Failover Capability
In any mission critical communications system it is imperative to have built in redundancy. Telex PTToC supports this function with a Failover capability. Failover by definition is the ability to automatically switch over from a primary working server to a secondary backup server should there be any catastrophic failure in operation of the primary server or its associated network.
Implementation
In the primary server, the IP address of the secondary server is configured. When the primary server starts, a connection to the secondary server is immediately established. Through this connection the primary server shares its licensing information to the secondary server. Additionally, the primary server conveys any operational changes to the system configuration to secondary server in real time so that the system configurations remain synchronized. This connection will remain active as long as both servers are running. If this connection is lost, the secondary server will immediately assume it is an active server allowing Telex PTToC clients to connect. However in some cases even if the connection is not lost, the complexities of some network failures may still warrant the secondary server becoming the active server. When any Telex PTToC client logs into the primary server, the secondary server IP address is automatically provided to it. In the event that communications with the primary server is lost, the client will automatically attempt to connect to the secondary server. If the secondary server is available and active, the Telex PTToC client will log into the secondary server.
Once the secondary server becomes the active server, switching back to the primary server generally will require a manual authorization as the condition that caused the failover would need to be properly evaluated to ensure there is no possibility for reoccurrence of that event which would unnecessarily disrupt active communications. The manual switchover can be controlled through the System Administration application.
Failover Criteria
In normal operations, the primary server is always the active server. In general as long as the communications link between the primary and secondary server is connected, the primary server will remain as the active server.
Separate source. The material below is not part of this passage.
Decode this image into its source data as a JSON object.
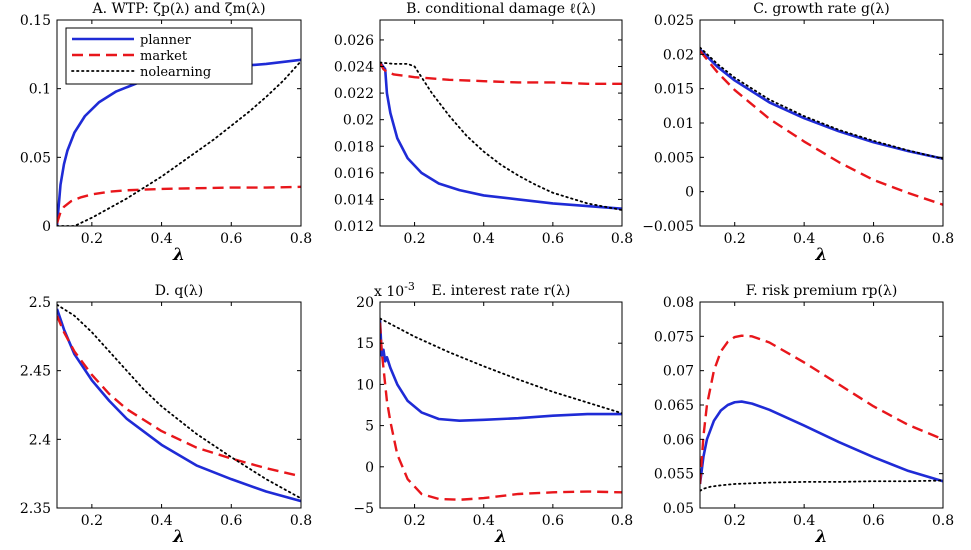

When a server is not the active server, logins will not be allowed. There are many different scenarios that can result in a failover event. The most common are as follows:
Communication link between primary and secondary servers lost due to
primary server failure:
In this simplest scenario, the secondary server would recognize the loss of the
primary server and immediately become the active server. All clients would also
recognize the loss of the primary server and would immediately reconnect to the
secondary server.
Communication link between primary and secondary servers lost due to
failure of network infrastructure:
In this scenario, the secondary server would recognize the loss of the primary
server and immediately become the active server. Since the primary server is
still running, it too would also still consider itself to be the active server.
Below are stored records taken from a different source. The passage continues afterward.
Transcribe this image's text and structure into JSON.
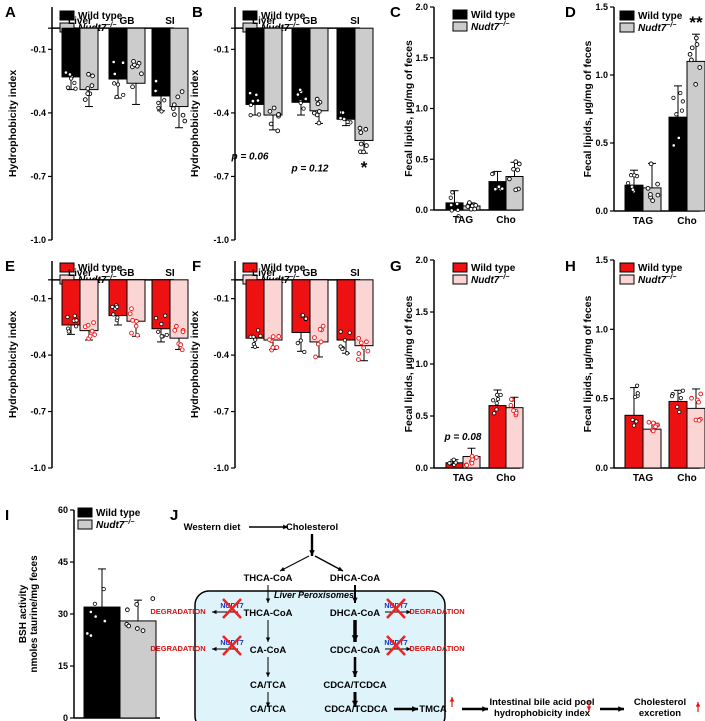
{
  "colors": {
    "black": "#000000",
    "grey": "#cccccc",
    "red": "#ee1111",
    "pink": "#fbd4d4",
    "redText": "#dd1111",
    "blueText": "#1133cc",
    "cross": "#ee2222",
    "box": "#dff3fa"
  },
  "chart_data": [
    {
      "panel": "A",
      "type": "bar",
      "ylabel": "Hydrophobicity index",
      "ylim": [
        -1.0,
        0.1
      ],
      "yticks": [
        "-0.1",
        "-0.4",
        "-0.7",
        "-1.0"
      ],
      "categories": [
        "Liver",
        "GB",
        "SI"
      ],
      "series": [
        {
          "name": "Wild type",
          "values": [
            -0.23,
            -0.24,
            -0.32
          ]
        },
        {
          "name": "Nudt7−/−",
          "values": [
            -0.29,
            -0.26,
            -0.37
          ]
        }
      ],
      "errors": [
        [
          0.06,
          0.09,
          0.07
        ],
        [
          0.08,
          0.1,
          0.1
        ]
      ],
      "legend": [
        "Wild type",
        "Nudt7"
      ],
      "annotations": []
    },
    {
      "panel": "B",
      "type": "bar",
      "ylabel": "Hydrophobicity index",
      "ylim": [
        -1.0,
        0.1
      ],
      "yticks": [
        "-0.1",
        "-0.4",
        "-0.7",
        "-1.0"
      ],
      "categories": [
        "Liver",
        "GB",
        "SI"
      ],
      "series": [
        {
          "name": "Wild type",
          "values": [
            -0.36,
            -0.35,
            -0.43
          ]
        },
        {
          "name": "Nudt7−/−",
          "values": [
            -0.41,
            -0.39,
            -0.53
          ]
        }
      ],
      "errors": [
        [
          0.05,
          0.06,
          0.03
        ],
        [
          0.07,
          0.06,
          0.06
        ]
      ],
      "legend": [
        "Wild type",
        "Nudt7"
      ],
      "annotations": [
        {
          "text": "p = 0.06",
          "group": 0
        },
        {
          "text": "p = 0.12",
          "group": 1
        },
        {
          "text": "*",
          "group": 2
        }
      ]
    },
    {
      "panel": "C",
      "type": "bar",
      "ylabel": "Fecal lipids, µg/mg of feces",
      "ylim": [
        0,
        2.0
      ],
      "yticks": [
        "0.0",
        "0.5",
        "1.0",
        "1.5",
        "2.0"
      ],
      "categories": [
        "TAG",
        "Cho"
      ],
      "series": [
        {
          "name": "Wild type",
          "values": [
            0.07,
            0.28
          ]
        },
        {
          "name": "Nudt7−/−",
          "values": [
            0.04,
            0.33
          ]
        }
      ],
      "errors": [
        [
          0.12,
          0.1
        ],
        [
          0.03,
          0.14
        ]
      ],
      "legend": [
        "Wild type",
        "Nudt7"
      ],
      "annotations": []
    },
    {
      "panel": "D",
      "type": "bar",
      "ylabel": "Fecal lipids, µg/mg of feces",
      "ylim": [
        0,
        1.5
      ],
      "yticks": [
        "0.0",
        "0.5",
        "1.0",
        "1.5"
      ],
      "categories": [
        "TAG",
        "Cho"
      ],
      "series": [
        {
          "name": "Wild type",
          "values": [
            0.19,
            0.69
          ]
        },
        {
          "name": "Nudt7−/−",
          "values": [
            0.17,
            1.1
          ]
        }
      ],
      "errors": [
        [
          0.11,
          0.23
        ],
        [
          0.18,
          0.2
        ]
      ],
      "legend": [
        "Wild type",
        "Nudt7"
      ],
      "annotations": [
        {
          "text": "**",
          "group": 1
        }
      ]
    },
    {
      "panel": "E",
      "type": "bar",
      "ylabel": "Hydrophobicity index",
      "ylim": [
        -1.0,
        0.1
      ],
      "yticks": [
        "-0.1",
        "-0.4",
        "-0.7",
        "-1.0"
      ],
      "categories": [
        "Liver",
        "GB",
        "SI"
      ],
      "series": [
        {
          "name": "Wild type",
          "values": [
            -0.24,
            -0.19,
            -0.26
          ]
        },
        {
          "name": "Nudt7−/−",
          "values": [
            -0.27,
            -0.22,
            -0.31
          ]
        }
      ],
      "errors": [
        [
          0.05,
          0.05,
          0.07
        ],
        [
          0.05,
          0.08,
          0.06
        ]
      ],
      "legend": [
        "Wild type",
        "Nudt7"
      ],
      "annotations": []
    },
    {
      "panel": "F",
      "type": "bar",
      "ylabel": "Hydrophobicity index",
      "ylim": [
        -1.0,
        0.1
      ],
      "yticks": [
        "-0.1",
        "-0.4",
        "-0.7",
        "-1.0"
      ],
      "categories": [
        "Liver",
        "GB",
        "SI"
      ],
      "series": [
        {
          "name": "Wild type",
          "values": [
            -0.31,
            -0.28,
            -0.32
          ]
        },
        {
          "name": "Nudt7−/−",
          "values": [
            -0.32,
            -0.33,
            -0.35
          ]
        }
      ],
      "errors": [
        [
          0.05,
          0.1,
          0.07
        ],
        [
          0.05,
          0.08,
          0.08
        ]
      ],
      "legend": [
        "Wild type",
        "Nudt7"
      ],
      "annotations": []
    },
    {
      "panel": "G",
      "type": "bar",
      "ylabel": "Fecal lipids, µg/mg of feces",
      "ylim": [
        0,
        2.0
      ],
      "yticks": [
        "0.0",
        "0.5",
        "1.0",
        "1.5",
        "2.0"
      ],
      "categories": [
        "TAG",
        "Cho"
      ],
      "series": [
        {
          "name": "Wild type",
          "values": [
            0.05,
            0.6
          ]
        },
        {
          "name": "Nudt7−/−",
          "values": [
            0.11,
            0.58
          ]
        }
      ],
      "errors": [
        [
          0.03,
          0.15
        ],
        [
          0.08,
          0.1
        ]
      ],
      "legend": [
        "Wild type",
        "Nudt7"
      ],
      "annotations": [
        {
          "text": "p = 0.08",
          "group": 0
        }
      ]
    },
    {
      "panel": "H",
      "type": "bar",
      "ylabel": "Fecal lipids, µg/mg of feces",
      "ylim": [
        0,
        1.5
      ],
      "yticks": [
        "0.0",
        "0.5",
        "1.0",
        "1.5"
      ],
      "categories": [
        "TAG",
        "Cho"
      ],
      "series": [
        {
          "name": "Wild type",
          "values": [
            0.38,
            0.48
          ]
        },
        {
          "name": "Nudt7−/−",
          "values": [
            0.28,
            0.43
          ]
        }
      ],
      "errors": [
        [
          0.2,
          0.08
        ],
        [
          0.05,
          0.14
        ]
      ],
      "legend": [
        "Wild type",
        "Nudt7"
      ],
      "annotations": []
    },
    {
      "panel": "I",
      "type": "bar",
      "ylabel": "BSH activity",
      "ylabel2": "nmoles taurine/mg feces",
      "ylim": [
        0,
        60
      ],
      "yticks": [
        "0",
        "15",
        "30",
        "45",
        "60"
      ],
      "categories": [
        ""
      ],
      "series": [
        {
          "name": "Wild type",
          "values": [
            32
          ]
        },
        {
          "name": "Nudt7−/−",
          "values": [
            28
          ]
        }
      ],
      "errors": [
        [
          11
        ],
        [
          6
        ]
      ],
      "legend": [
        "Wild type",
        "Nudt7"
      ],
      "annotations": []
    }
  ],
  "diagram": {
    "label": "J",
    "western_diet": "Western diet",
    "cholesterol": "Cholesterol",
    "thca_coa_top": "THCA-CoA",
    "dhca_coa_top": "DHCA-CoA",
    "liver_peroxisomes": "Liver Peroxisomes",
    "thca_coa": "THCA-CoA",
    "dhca_coa": "DHCA-CoA",
    "ca_coa": "CA-CoA",
    "cdca_coa": "CDCA-CoA",
    "ca_tca_in": "CA/TCA",
    "cdca_tcdca_in": "CDCA/TCDCA",
    "ca_tca_out": "CA/TCA",
    "cdca_tcdca_out": "CDCA/TCDCA",
    "tmca": "TMCA",
    "pool1": "Intestinal bile acid pool",
    "pool2": "hydrophobicity index",
    "chol_out1": "Cholesterol",
    "chol_out2": "excretion",
    "degradation": "DEGRADATION",
    "nudt7": "NUDT7"
  }
}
However, if the network failure also resulted in the simultaneous loss of the
majority of connected Telex PTToC clients the primary server will deactivate itself
forcing all remaining clients to connect to the secondary server.
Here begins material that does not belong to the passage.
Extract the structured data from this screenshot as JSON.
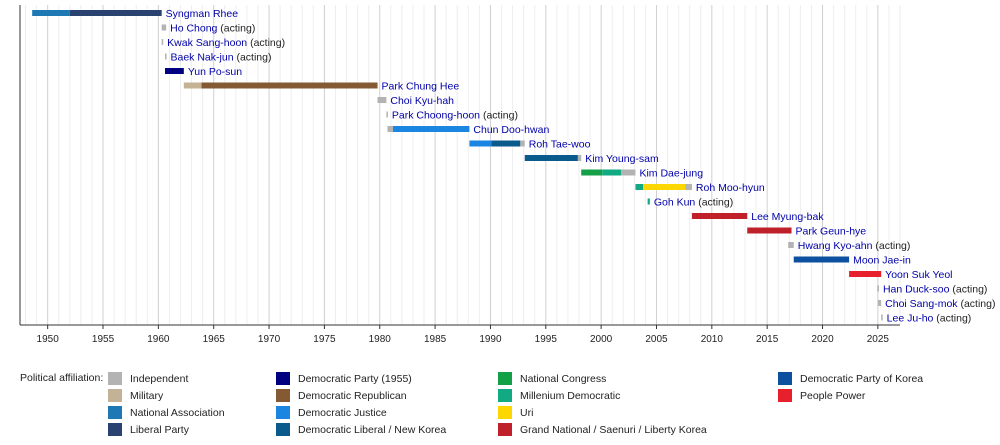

Communication link between primary and secondary servers is not lost but
partial failure of network infrastructure:
In this scenario, the partial network failure may result in the loss of a large
portion of the Telex PTToC clients. In this case the primary server will inform the
secondary server to activate allowing connections to be made. If the secondary
server reports the client connection were established the primary server will
deactivate itself forcing all remaining clients to connect to the secondary server.
Summary
The Telex PTToC Failover support is an integral part of any mission critical communications solution. While its operation will never be visible to the end user, it availability in the case of an unforeseen catastrophic primary server failure will quickly restore communications capability.